The Banking Law Reforms Committee (BLRC) which gave birth to Insolvency and Bankruptcy Code, 2016 (IBC) categorically stated that “speed is of essence for the working of IBC”. After seven years of implementation, the IBC is beset with a basic problem — absence of timeliness.

According to Crisil Ratings, recovery rates under IBC have fallen from 43 per cent to 32 per cent between March 2019 and September 2023, while the average resolution time has increased from 324 to 653 days versus the stipulated 330 days.

While the data regarding the timeliness are available post commencement of Corporate Insolvency resolution process (CIRP), similar data for pre-commencement of CIRP, i.e. the time taken from the date of filing application till the date of order commencing CIRP, are not available.

The latter is particularly critical, especially when the applications are filed by banks both under Section 7 (against the corporate debtor) and Section 95 (against the personal guarantor) of IBC.

Quicker admission into CIRP can check value erosion caused by the unscrupulous promoters during that period. Fearing the loss of control over their company, promoters resort to all sorts of unethical means which results in huge value erosion.

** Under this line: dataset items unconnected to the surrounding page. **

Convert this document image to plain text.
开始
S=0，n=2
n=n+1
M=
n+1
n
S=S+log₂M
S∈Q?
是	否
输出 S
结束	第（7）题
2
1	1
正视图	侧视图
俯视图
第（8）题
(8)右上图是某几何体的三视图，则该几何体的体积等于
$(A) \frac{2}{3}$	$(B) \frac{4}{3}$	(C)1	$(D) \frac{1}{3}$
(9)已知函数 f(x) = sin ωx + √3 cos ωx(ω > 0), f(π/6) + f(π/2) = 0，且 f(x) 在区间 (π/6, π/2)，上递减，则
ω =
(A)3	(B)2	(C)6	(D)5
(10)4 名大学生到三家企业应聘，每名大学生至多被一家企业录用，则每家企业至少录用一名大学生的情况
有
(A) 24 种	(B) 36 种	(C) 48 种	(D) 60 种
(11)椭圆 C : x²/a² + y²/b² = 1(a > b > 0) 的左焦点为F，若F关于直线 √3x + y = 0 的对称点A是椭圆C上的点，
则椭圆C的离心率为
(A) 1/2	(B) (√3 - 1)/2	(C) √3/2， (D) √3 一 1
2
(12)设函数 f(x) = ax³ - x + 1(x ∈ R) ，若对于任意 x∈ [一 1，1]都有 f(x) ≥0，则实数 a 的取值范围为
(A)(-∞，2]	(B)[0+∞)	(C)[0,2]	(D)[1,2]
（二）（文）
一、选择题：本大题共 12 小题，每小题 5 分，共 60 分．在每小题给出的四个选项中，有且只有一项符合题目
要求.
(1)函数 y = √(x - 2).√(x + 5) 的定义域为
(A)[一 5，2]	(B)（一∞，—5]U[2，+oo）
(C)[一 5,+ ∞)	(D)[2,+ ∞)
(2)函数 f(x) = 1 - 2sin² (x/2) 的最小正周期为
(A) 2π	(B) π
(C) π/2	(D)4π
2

Delays have far-reaching ramifications be it at the pre- or post-admission stage.

Three steps

Hence, strengthening each area concerned with CIRP is critical to reduce delays. In that pursuit, three major steps suggested are (i) strengthening the judicial system (ii) reducing the number of litigations and (iii) incorporating changes in IBC and other Statutes.

Strengthening the judicial system can be achieved by optimisation of workload. Currently, NCLTs handle matters pertaining to real estate companies and company law matters apart from IBC. Regarding real estate matters, the issues of home buyers in each case are different, complicated, and prone to numerous litigations; on the other hand, they demand quicker solutions as it affects the lives of innocent homebuyers.

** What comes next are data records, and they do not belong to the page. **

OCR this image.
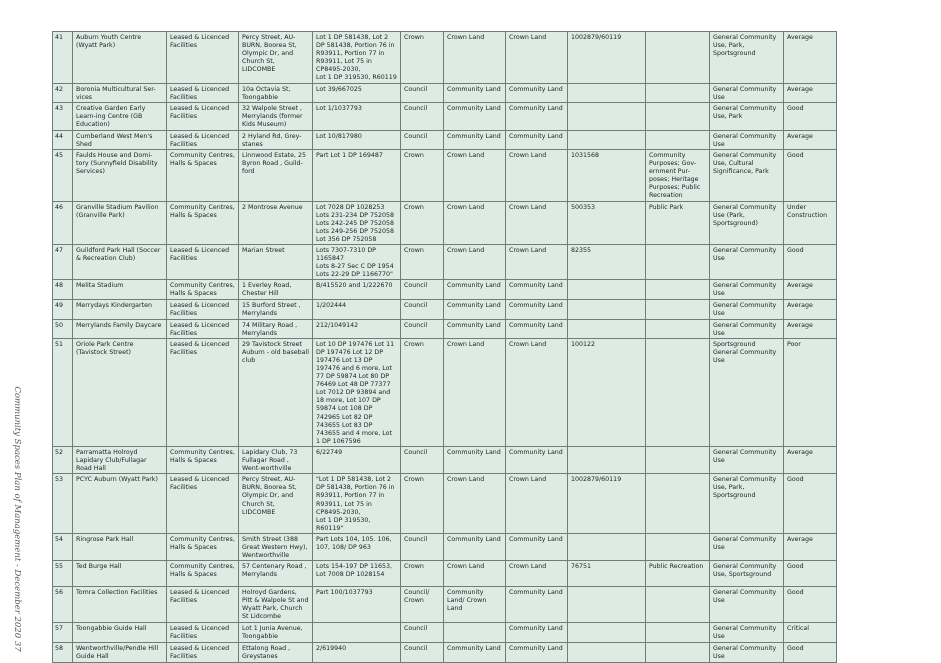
Community Spaces Plan of Management - December 2020 37
41	Auburn Youth Centre (Wyatt Park)	Leased & Licenced Facilities	Percy Street, AU-BURN, Boorea St, Olympic Dr, and Church St, LIDCOMBE	Lot 1 DP 581438, Lot 2 DP 581438, Portion 76 in R93911, Portion 77 in R93911, Lot 75 in CP8495-2030,
Lot 1 DP 319530, R60119	Crown	Crown Land	Crown Land	1002879/60119		General Community Use, Park, Sportsground	Average
42	Boronia Multicultural Ser-vices	Leased & Licenced Facilities	10a Octavia St, Toongabbie	Lot 39/667025	Council	Community Land	Community Land			General Community Use	Average
43	Creative Garden Early Learn-ing Centre (GB Education)	Leased & Licenced Facilities	32 Walpole Street , Merrylands (former Kids Museum)	Lot 1/1037793	Council	Community Land	Community Land			General Community Use, Park	Good
44	Cumberland West Men's Shed	Leased & Licenced Facilities	2 Hyland Rd, Grey-stanes	Lot 10/817980	Council	Community Land	Community Land			General Community Use	Average
45	Faulds House and Domi-tory (Sunnyfield Disability Services)	Community Centres, Halls & Spaces	Linnwood Estate, 25 Byron Road , Guild-ford	Part Lot 1 DP 169487	Crown	Crown Land	Crown Land	1031568	Community Purposes; Gov-ernment Pur-poses; Heritage Purposes; Public Recreation	General Community Use, Cultural Significance, Park	Good
46	Granville Stadium Pavilion (Granville Park)	Community Centres, Halls & Spaces	2 Montrose Avenue	Lot 7028 DP 1028253
Lots 231-234 DP 752058
Lots 242-245 DP 752058
Lots 249-256 DP 752058
Lot 356 DP 752058	Crown	Crown Land	Crown Land	500353	Public Park	General Community Use (Park, Sportsground)	Under Construction
47	Guildford Park Hall (Soccer & Recreation Club)	Leased & Licenced Facilities	Marian Street	Lots 7307-7310 DP 1165847
Lots 8-27 Sec C DP 1954
Lots 22-29 DP 1166770"	Crown	Crown Land	Crown Land	82355		General Community Use	Good
48	Melita Stadium	Community Centres, Halls & Spaces	1 Everley Road, Chester Hill	B/415520 and 1/222670	Council	Community Land	Community Land			General Community Use	Average
49	Merrydays Kindergarten	Leased & Licenced Facilities	15 Burford Street , Merrylands	1/202444	Council	Community Land	Community Land			General Community Use	Average
50	Merrylands Family Daycare	Leased & Licenced Facilities	74 Military Road , Merrylands	212/1049142	Council	Community Land	Community Land			General Community Use	Average
51	Oriole Park Centre (Tavistock Street)	Leased & Licenced Facilities	29 Tavistock Street Auburn - old baseball club	Lot 10 DP 197476 Lot 11 DP 197476 Lot 12 DP 197476 Lot 13 DP 197476 and 6 more, Lot 77 DP 59874 Lot 80 DP 76469 Lot 48 DP 77377 Lot 7012 DP 93894 and 18 more, Lot 107 DP 59874 Lot 108 DP 742965 Lot 82 DP 743655 Lot 83 DP 743655 and 4 more, Lot 1 DP 1067596	Crown	Crown Land	Crown Land	100122		Sportsground
General Community Use	Poor
52	Parramatta Holroyd Lapidary Club/Fullagar Road Hall	Community Centres, Halls & Spaces	Lapidary Club, 73 Fullagar Road , Went-worthville	6/22749	Council	Community Land	Community Land			General Community Use	Average
53	PCYC Auburn (Wyatt Park)	Leased & Licenced Facilities	Percy Street, AU-BURN, Boorea St, Olympic Dr, and Church St, LIDCOMBE	"Lot 1 DP 581438, Lot 2 DP 581438, Portion 76 in R93911, Portion 77 in R93911, Lot 75 in CP8495-2030,
Lot 1 DP 319530, R60119"	Crown	Crown Land	Crown Land	1002879/60119		General Community Use, Park, Sportsground	Good
54	Ringrose Park Hall	Community Centres, Halls & Spaces	Smith Street (388 Great Western Hwy), Wentworthville	Part Lots 104, 105. 106, 107, 108/ DP 963	Council	Community Land	Community Land			General Community Use	Average
55	Ted Burge Hall	Community Centres, Halls & Spaces	57 Centenary Road , Merrylands	Lots 154-197 DP 11653, Lot 7008 DP 1028154	Crown	Crown Land	Crown Land	76751	Public Recreation	General Community Use, Sportsground	Good
56	Tomra Collection Facilities	Leased & Licenced Facilities	Holroyd Gardens, Pitt & Walpole St and Wyatt Park, Church St Lidcombe	Part 100/1037793	Council/ Crown	Community Land/ Crown Land	Community Land			General Community Use	Good
57	Toongabbie Guide Hall	Leased & Licenced Facilities	Lot 1 Junia Avenue, Toongabbie		Council		Community Land			General Community Use	Critical
58	Wentworthville/Pendle Hill Guide Hall	Leased & Licenced Facilities	Ettalong Road , Greystanes	2/619940	Council	Community Land	Community Land			General Community Use	Good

At present, an exclusive regulator — Real Estate (Regulation and Development) Act, 2016 (RERA), deals with the problems of homebuyers. It should be explored whether RERA could be merged with an exclusive bench in the tribunal to deal with all real estate matters.

In the Budget 2024, it is proposed that the company law matters will be handled by exclusive an bench. These two steps will enable other NCLT Benches to focus on IBC matters exclusively and reduce delays.

Secondly, a subordinate structure under the Adjudicating Authorities (AA) consisting of professionals with expertise in the field of law, administration and finance should be constituted to handle all administrative and procedural matters to support the AAs so that the precious time of AAs is spent only on “adjudication of legal disputes”. Necessary amendments are to be brought clearly defining the role, responsibilities and powers of the subordinate structure. This is like an expanded version of “Court Master” in High Courts.

Another key area that demands major change is the ‘preparation and carry forward of the daily cause list’. If for any reason a particular case mentioned in the daily cause list could not be taken up or completed on the same day, then they must be taken on the very next day as a priority. One must also ensure that no item listed in the Cause list is deferred by more than one week.

Fourthly, most of the litigation in tribunals, appellant tribunal and Supreme Court are initiated by promoters to scuttle the entire process. If promoters fail to file the audited financial statements with the Registrar of Companies (till the last financial year prior to the commencement of Corporate Insolvency Resolution Process (CIRP)), to remit tax deducted at source and other statutory payments, they should not be allowed even to be a respondent to the initial applications filed under Section 7 of IBC. Nor should they be permitted to arrive at a settlement with the financial creditors under Section 12 A of IBC.

This single step would bring about a behavioural change among borrowers and reduce non- performing assets.

Besides, if directors, immediately after the initiation of CIRP, fail to handover the accounting records and systems, and statutory registers, they should not be permitted to participate in the meeting of Committee of Creditors, or submit their resolution plans. If these amendments are incorporated in IBC 2016, the number of litigations would drastically reduce as many promoters would be kept away from the resolution process. This will also improve statutory compliance by corporates.

Most often than not, promoters of companies initiate litigation immediately after the order initiating CIRP or liquidation of the corporate debtor to stay proceedings that frustrate the creditors. It is not uncommon that in many cases, the stay proceedings are not vacated for several months.

To combat this vexatious issue, it is recommended that any appeal against the order of CIRP or liquidation should get listed as a top priority item, either in the appellate tribunal or Supreme Court and be disposed of at the earliest.

No stone should be left unturned to have a robust IBC, where resolutions or recoveries are quicker. That alone will catapult India’s ambitious growth plans.